Japan. Japan’s AI governance framework has been less prescriptive than EU or Australian frameworks. The Society 5.0 framework (2016 onwards) provided the broader vision; specific AI governance has emphasised voluntary industry frameworks plus sector-specific regulation. The 2024 Hiroshima AI Process code of conduct for advanced AI systems (developed through G7 process) has been Japan’s most-prominent international contribution.
South Korea. South Korea passed the AI Basic Act in December 2024, becoming the first major Asian jurisdiction to enact comprehensive AI legislation. The framework is structurally similar to elements of the EU AI Act (risk-based approach; specific high-risk categories) with Korean-specific adaptations. The Act enters force progressively through 2025–2026.
Brazil. Brazil’s AI legislation (the Marco Legal da Inteligência Artificial) has been progressing through the Brazilian Congress through 2023–2026. The proposed framework is broadly EU-AI-Act-aligned with Brazilian-specific provisions; final passage and implementation is expected through 2025–2027.
The patchwork pattern. The cumulative pattern across jurisdictions is substantial regulatory variation. Firms operating globally face complex compliance requirements that differ across markets. The compliance cost is substantial; the cost is concentrated at large firms with global operations and produces specific advantages for those with the resources to navigate the patchwork. Smaller firms typically focus on specific markets rather than attempting global compliance from the start.

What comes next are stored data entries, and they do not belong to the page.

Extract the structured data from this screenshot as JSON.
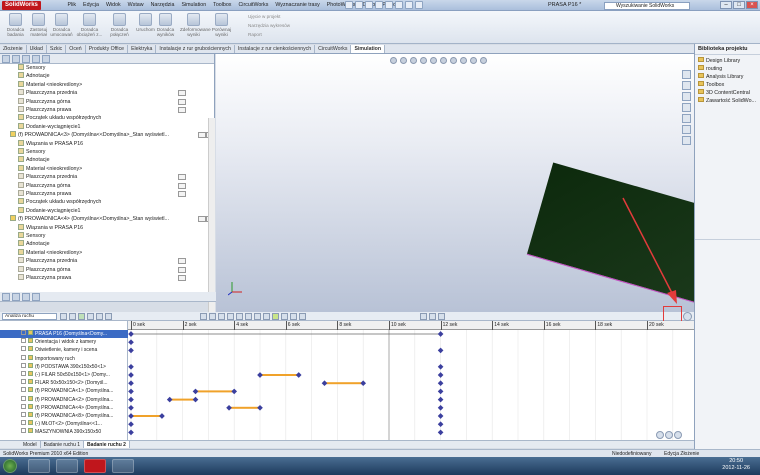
{
  "app": {
    "logo": "SolidWorks",
    "document_title": "PRASA P16 *",
    "search_placeholder": "Wyszukiwanie SolidWorks"
  },
  "menus": [
    "Plik",
    "Edycja",
    "Widok",
    "Wstaw",
    "Narzędzia",
    "Simulation",
    "Toolbox",
    "CircuitWorks",
    "Wyznaczanie trasy",
    "PhotoWorks",
    "Okno",
    "Pomoc"
  ],
  "ribbon": {
    "buttons": [
      {
        "label": "Doradca\nbadania"
      },
      {
        "label": "Zastosuj\nmateriał"
      },
      {
        "label": "Doradca\numocowań"
      },
      {
        "label": "Doradca\nobciążeń z..."
      },
      {
        "label": "Doradca\npołączeń"
      },
      {
        "label": "Uruchom"
      },
      {
        "label": "Doradca\nwyników"
      },
      {
        "label": "Zdeformowane\nwyniki"
      },
      {
        "label": "Porównaj\nwyniki"
      }
    ],
    "small_items": [
      "Ujęcie w projekt",
      "Narzędzia wykresów",
      "Raport"
    ]
  },
  "command_tabs": [
    "Złożenie",
    "Układ",
    "Szkic",
    "Oceń",
    "Produkty Office",
    "Elektryka",
    "Instalacje z rur grubościennych",
    "Instalacje z rur cienkościennych",
    "CircuitWorks",
    "Simulation"
  ],
  "active_tab": "Simulation",
  "feature_tree": [
    {
      "label": "Sensory",
      "type": "folder"
    },
    {
      "label": "Adnotacje",
      "type": "folder"
    },
    {
      "label": "Materiał <nieokreślony>",
      "type": "item"
    },
    {
      "label": "Płaszczyzna przednia",
      "type": "plane"
    },
    {
      "label": "Płaszczyzna górna",
      "type": "plane"
    },
    {
      "label": "Płaszczyzna prawa",
      "type": "plane"
    },
    {
      "label": "Początek układu współrzędnych",
      "type": "item"
    },
    {
      "label": "Dodanie-wyciągnięcie1",
      "type": "item"
    },
    {
      "label": "(f) PROWADNICA<3> (Domyślna<<Domyślna>_Stan wyświetl...",
      "type": "part"
    },
    {
      "label": "Wiązania w PRASA P16",
      "type": "folder"
    },
    {
      "label": "Sensory",
      "type": "folder"
    },
    {
      "label": "Adnotacje",
      "type": "folder"
    },
    {
      "label": "Materiał <nieokreślony>",
      "type": "item"
    },
    {
      "label": "Płaszczyzna przednia",
      "type": "plane"
    },
    {
      "label": "Płaszczyzna górna",
      "type": "plane"
    },
    {
      "label": "Płaszczyzna prawa",
      "type": "plane"
    },
    {
      "label": "Początek układu współrzędnych",
      "type": "item"
    },
    {
      "label": "Dodanie-wyciągnięcie1",
      "type": "item"
    },
    {
      "label": "(f) PROWADNICA<4> (Domyślna<<Domyślna>_Stan wyświetl...",
      "type": "part"
    },
    {
      "label": "Wiązania w PRASA P16",
      "type": "folder"
    },
    {
      "label": "Sensory",
      "type": "folder"
    },
    {
      "label": "Adnotacje",
      "type": "folder"
    },
    {
      "label": "Materiał <nieokreślony>",
      "type": "item"
    },
    {
      "label": "Płaszczyzna przednia",
      "type": "plane"
    },
    {
      "label": "Płaszczyzna górna",
      "type": "plane"
    },
    {
      "label": "Płaszczyzna prawa",
      "type": "plane"
    }
  ],
  "task_pane": {
    "title": "Biblioteka projektu",
    "items": [
      "Design Library",
      "routing",
      "Analysis Library",
      "Toolbox",
      "3D ContentCentral",
      "Zawartość SolidWo..."
    ]
  },
  "motion": {
    "study_type": "Analiza ruchu",
    "time_scale": [
      "0 sek",
      "2 sek",
      "4 sek",
      "6 sek",
      "8 sek",
      "10 sek",
      "12 sek",
      "14 sek",
      "16 sek",
      "18 sek",
      "20 sek"
    ],
    "rows": [
      {
        "label": "PRASA P16 (Domyślna<Domy...",
        "keys": [
          0,
          12
        ],
        "bar": null
      },
      {
        "label": "Orientacja i widok z kamery",
        "keys": [
          0
        ],
        "bar": null
      },
      {
        "label": "Oświetlenie, kamery i scena",
        "keys": [
          0,
          12
        ],
        "bar": null
      },
      {
        "label": "Importowany ruch",
        "keys": [],
        "bar": null
      },
      {
        "label": "(f) PODSTAWA 390x150x50<1>",
        "keys": [
          0,
          12
        ],
        "bar": null
      },
      {
        "label": "(-) FILAR 50x50x150<1> (Domy...",
        "keys": [
          0,
          5,
          6.5,
          12
        ],
        "bar": [
          5,
          6.5
        ]
      },
      {
        "label": "FILAR 50x50x150<2> (Domyśl...",
        "keys": [
          0,
          7.5,
          9,
          12
        ],
        "bar": [
          7.5,
          9
        ]
      },
      {
        "label": "(f) PROWADNICA<1> (Domyślna...",
        "keys": [
          0,
          2.5,
          4,
          12
        ],
        "bar": [
          2.5,
          4
        ]
      },
      {
        "label": "(f) PROWADNICA<2> (Domyślna...",
        "keys": [
          0,
          1.5,
          2.5,
          12
        ],
        "bar": [
          1.5,
          2.5
        ]
      },
      {
        "label": "(f) PROWADNICA<4> (Domyślna...",
        "keys": [
          0,
          3.8,
          5,
          12
        ],
        "bar": [
          3.8,
          5
        ]
      },
      {
        "label": "(f) PROWADNICA<8> (Domyślna...",
        "keys": [
          0,
          1.2,
          12
        ],
        "bar": [
          0,
          1.2
        ]
      },
      {
        "label": "(-) MŁOT<2> (Domyślna<<1...",
        "keys": [
          0,
          12
        ],
        "bar": null
      },
      {
        "label": "MASZYNOWNIA 390x150x50",
        "keys": [
          0,
          12
        ],
        "bar": null
      }
    ],
    "study_tabs": [
      "Model",
      "Badanie ruchu 1",
      "Badanie ruchu 2"
    ],
    "active_study": "Badanie ruchu 2"
  },
  "status": {
    "left": "SolidWorks Premium 2010 x64 Edition",
    "middle": "Niedodefiniowany",
    "right": "Edycja Złożenie"
  },
  "clock": {
    "time": "20:50",
    "date": "2012-11-26"
  },
  "colors": {
    "accent": "#c0161c",
    "panel": "#10300f",
    "keyframe": "#3b3f9e",
    "bar": "#f0a22a",
    "arrow": "#e23b3b"
  }
}
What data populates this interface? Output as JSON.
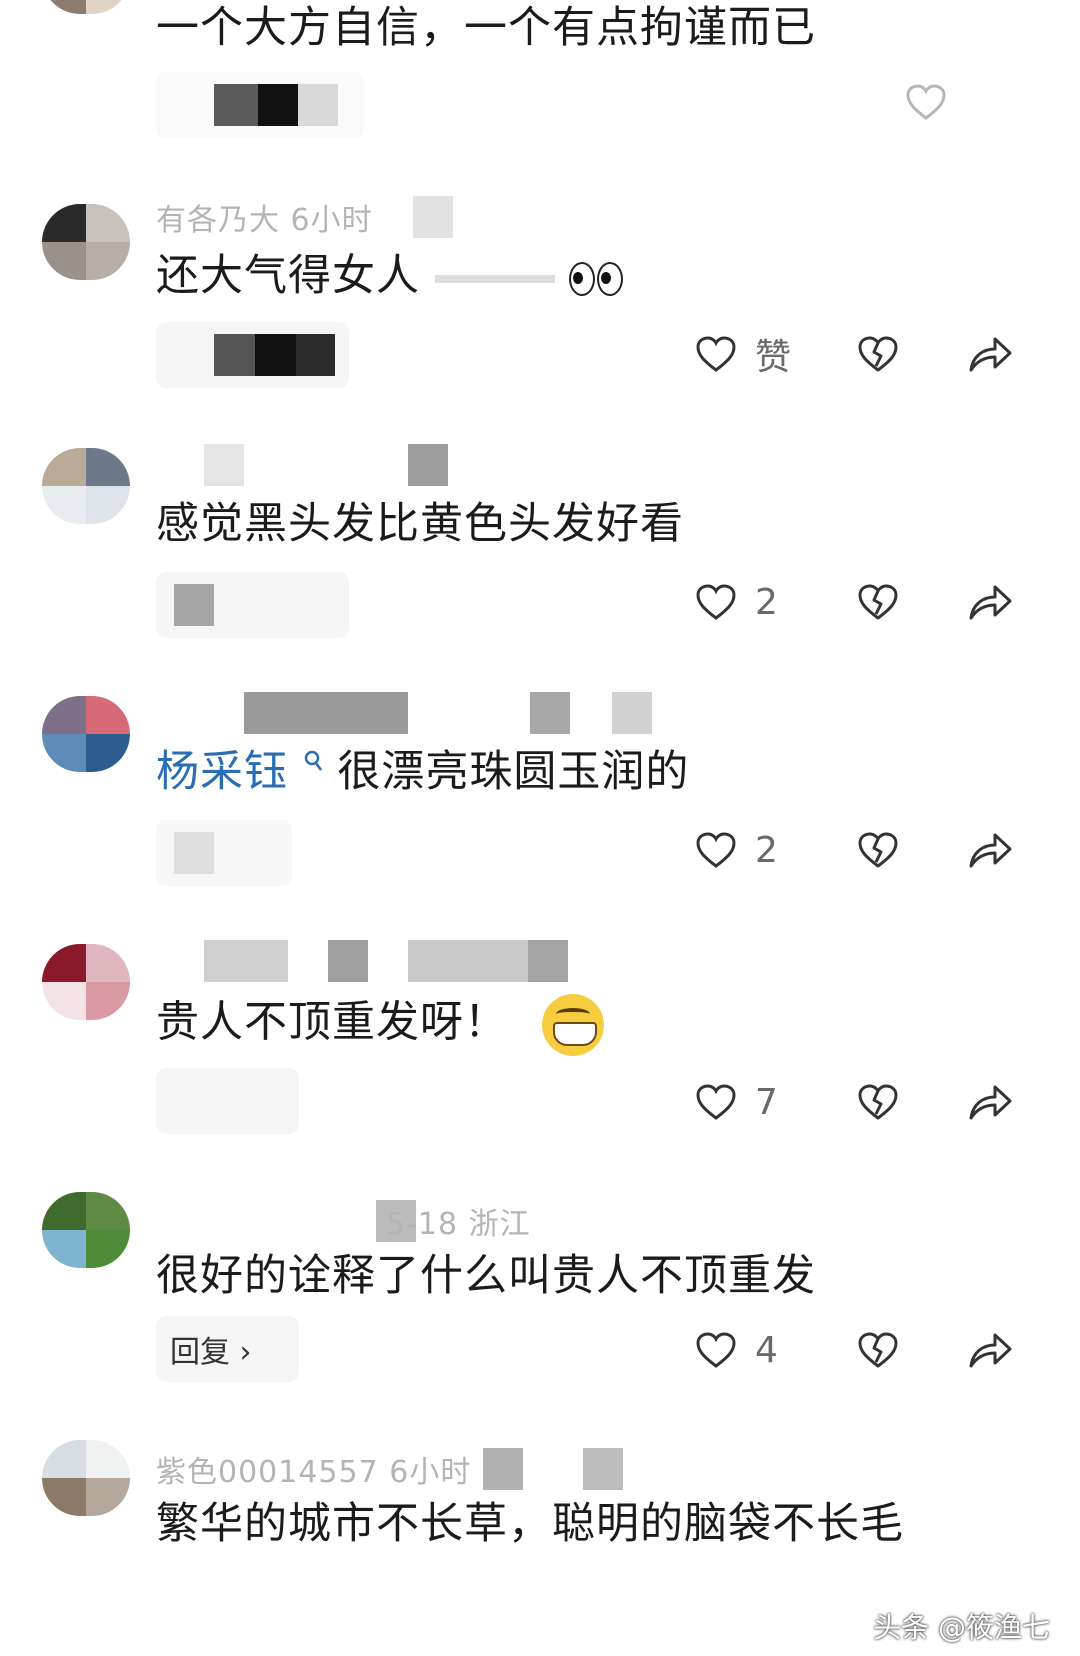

14.9 Privacy and data-governance overlay
AI governance interacts substantially with privacy and data-governance frameworks that predate AI-specific regulation. The interaction produces specific compliance complications and shapes how AI deployment operates across jurisdictions.
GDPR’s continued enforcement. The General Data Protection Regulation (effective May 2018) covers AI deployment substantially because most AI systems process personal data. GDPR provisions particularly relevant to AI include: lawful-basis requirements for processing; data-subject rights including right to explanation for automated decision-making (Article 22); data-protection-by-design requirements; cross-border data transfer restrictions; substantial penalty provisions.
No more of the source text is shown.